THE SOUND OF DEAD HORSES BEING FLOGGED
Good grief - Madonna's acting is now so rotten that even when Guy Ritchie's in charge of the movie, her efforts end up being melted down and ploughed into the ground. If even Guy thinks she's so poor that he's prepared to risk sleeping on the sofa, where will she ever find a producer insane enough to let her have her way on a filmset again? In the mirror, that's where - she's planning to turn producer.
Her first big idea is a backstage movie following Madonna around the world on a tour - yes, the idea does sound familiar; that was the idea behind the rubbishy Truth or Dare ("look, here's Warren Beatty again... my big friend has apparently been date raped but, nevermind, look, it's ME!"... and here's Warren beatty again..."), but at that point at least there was a degree of interest in Madonna behind the scenes. Now it's going to be Kabollocks and no close-ups on the hands, the prospect of spending ninety minutes watching carefully chosen image bolstering is even grimmer.
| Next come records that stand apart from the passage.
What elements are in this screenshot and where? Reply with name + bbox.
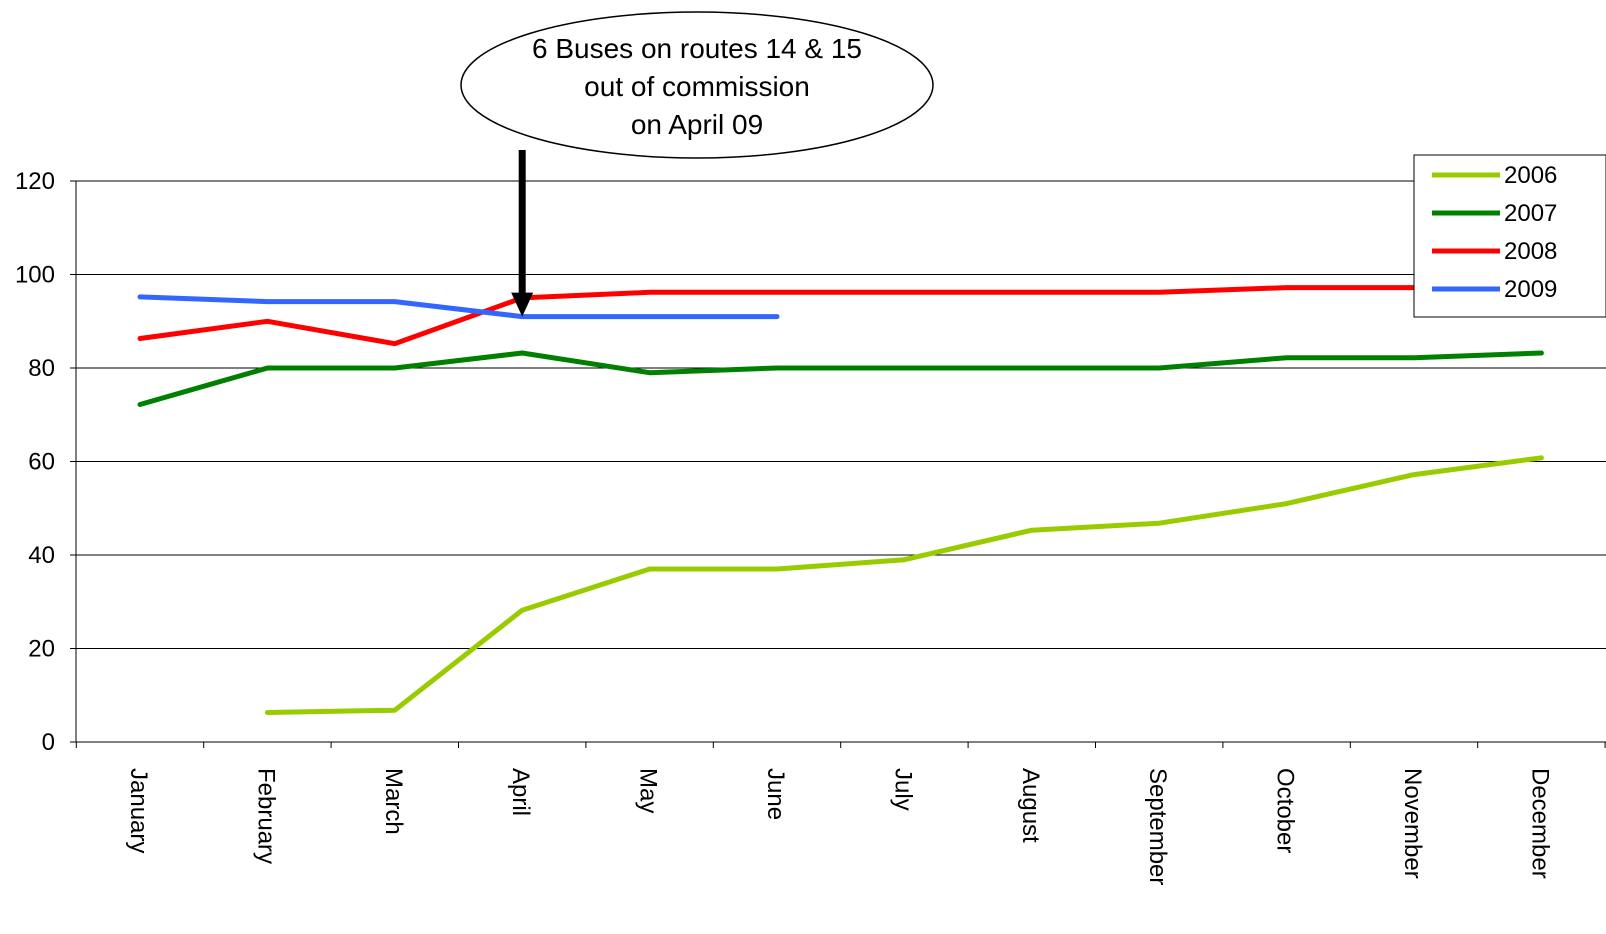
legend-label: 2008 xyxy=(1504,238,1557,265)
series-line-2009 xyxy=(137,294,780,320)
x-tick-label: June xyxy=(762,768,789,820)
x-tick-label: February xyxy=(252,768,279,864)
y-axis: 0 20 40 60 80 100 120 xyxy=(15,168,77,756)
y-tick-label: 120 xyxy=(15,168,55,195)
grid-lines xyxy=(76,180,1606,743)
callout-text-line: 6 Buses on routes 14 & 15 xyxy=(532,33,862,64)
x-tick-label: March xyxy=(380,768,407,835)
y-tick-label: 0 xyxy=(42,729,55,756)
x-tick-label: August xyxy=(1017,768,1044,843)
x-tick-label: October xyxy=(1272,768,1299,853)
series-line-2006 xyxy=(264,455,1544,715)
x-tick-label: April xyxy=(507,768,534,816)
x-tick-label: January xyxy=(125,768,152,853)
legend: 2006 2007 2008 2009 xyxy=(1413,154,1606,318)
callout-text-line: out of commission xyxy=(584,71,810,102)
legend-label: 2006 xyxy=(1504,162,1557,189)
x-tick-label: July xyxy=(889,768,916,811)
x-tick-label: December xyxy=(1526,768,1553,879)
x-tick-label: May xyxy=(635,768,662,813)
legend-label: 2007 xyxy=(1504,200,1557,227)
y-tick-label: 40 xyxy=(28,542,55,569)
legend-label: 2009 xyxy=(1504,276,1557,303)
x-tick-label: November xyxy=(1399,768,1426,879)
y-tick-label: 60 xyxy=(28,449,55,476)
series-line-2008 xyxy=(137,285,1544,347)
x-tick-label: September xyxy=(1144,768,1171,885)
y-tick-label: 100 xyxy=(15,262,55,289)
callout-ellipse xyxy=(460,11,934,159)
annotation-callout: 6 Buses on routes 14 & 15 out of commissi… xyxy=(460,11,934,317)
series-lines xyxy=(137,285,1544,715)
x-axis: January February March April May June July Augu… xyxy=(75,741,1606,885)
callout-arrow-head xyxy=(511,292,534,317)
callout-text-line: on April 09 xyxy=(631,109,763,140)
y-tick-label: 20 xyxy=(28,636,55,663)
series-line-2007 xyxy=(137,350,1544,407)
y-tick-label: 80 xyxy=(28,355,55,382)
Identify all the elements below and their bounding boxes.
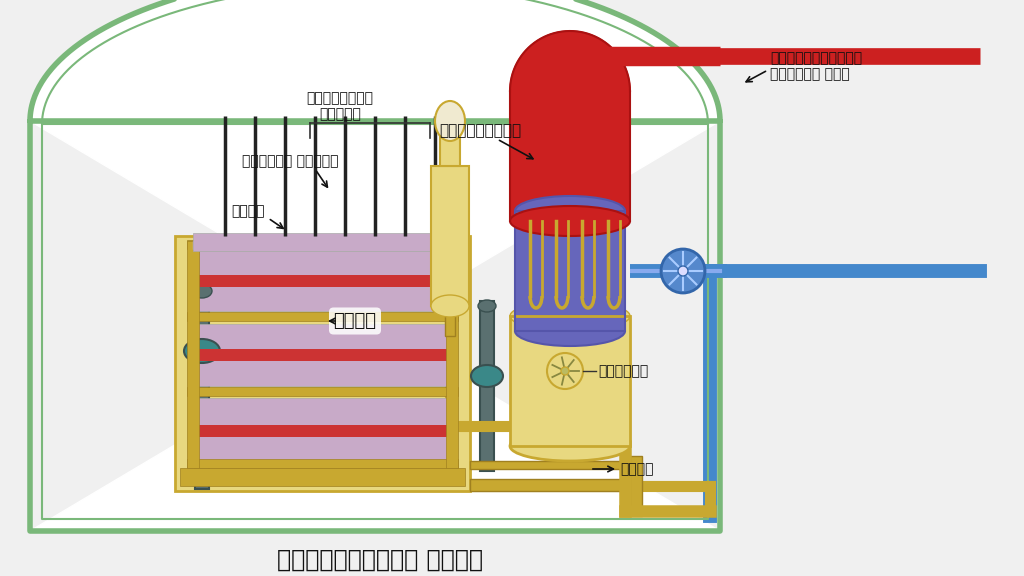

Apparently, the idea is to get this movie shown at Cannes, which will give her an in to line-up directors for her next big idea. Material Girls, which is a film that seems to exist purely because it's one of her song titles. The plot is about a pair of cosmetic company heiresses who lose their family fortune." In other words, Madonna's two big ideas are remaking the last movie she appeared in that anyone paid to see, and half an idea stolen from The Simple Life.
Meanwhile: Apparently she's still too busy with all this to issue a response to the bloke from the Kabballah Centre's claims that the Jews who died in the holocaust had brought it on themselves. Her phone must never stop ringing.